JANE AND THE STILLROOM MAID by Stephanie Barron
Being the Fifth Jane Austen Mystery
Bantam Books, August 2000
Jane Austen, author, is travelling with her cousin, mother, and sister, when she discovers a corpse. With a bullet in the forehead and tongue and organs removed, murder is obvious. Could it be, though, a ritualistic killing by the Freemasons? Jane is dubious. The Prince of Wales himself is a Freemason. When the body turns out to be that of a servant girl, the Stillroom Maid, dressed as a gentleman, the mystery only grows deeper. Somehow, Jane must involve herself in its solution assisted only by her longtime friend Lord Harold. If she doesn't get to the bottom of the mystery, innocent men are certain to hang.

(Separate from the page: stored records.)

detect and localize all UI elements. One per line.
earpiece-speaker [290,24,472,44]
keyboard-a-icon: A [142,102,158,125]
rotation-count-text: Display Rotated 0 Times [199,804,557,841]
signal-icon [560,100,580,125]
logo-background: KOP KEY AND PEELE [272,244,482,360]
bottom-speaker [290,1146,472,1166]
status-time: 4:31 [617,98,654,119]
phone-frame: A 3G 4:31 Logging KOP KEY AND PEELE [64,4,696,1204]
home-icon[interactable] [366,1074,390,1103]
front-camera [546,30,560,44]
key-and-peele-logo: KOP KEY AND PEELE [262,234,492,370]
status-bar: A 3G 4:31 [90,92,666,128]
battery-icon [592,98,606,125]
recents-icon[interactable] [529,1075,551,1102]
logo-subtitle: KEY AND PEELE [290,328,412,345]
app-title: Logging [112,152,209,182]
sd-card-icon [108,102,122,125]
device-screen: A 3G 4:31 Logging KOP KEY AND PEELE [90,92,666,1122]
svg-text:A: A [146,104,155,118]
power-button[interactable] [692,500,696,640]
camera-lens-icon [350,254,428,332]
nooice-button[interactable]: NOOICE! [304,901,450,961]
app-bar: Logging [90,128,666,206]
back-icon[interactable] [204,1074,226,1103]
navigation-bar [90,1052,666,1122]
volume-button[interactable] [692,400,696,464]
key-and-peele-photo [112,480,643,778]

Stephanie Barron (see also our other reviews of novels by this author) does an excellent job describing the countryside and the regency-era society in which Jane Austen found herself. Austen herself is of gentle background, but her family has only limited financial resources. Like many Austen heroines, Jane must make do with her intelligence and wit. The mystery too is convincingly portrayed and carried out. Austen is limited by the societal norms called out for a gentle woman, yet she must stretch these norms to the limit to solve the crime and prevent a terrible injustice. She does so without the anachronistic attitude too frequent in historical literature.
From the Stillroom Remedies that close each chapter to the comedy of manners that Austen often finds herself engaged in, to the romantic tension that exists between Austen and Lord Harold, to the mystery itself, Stephanie Barron has created a compelling novel.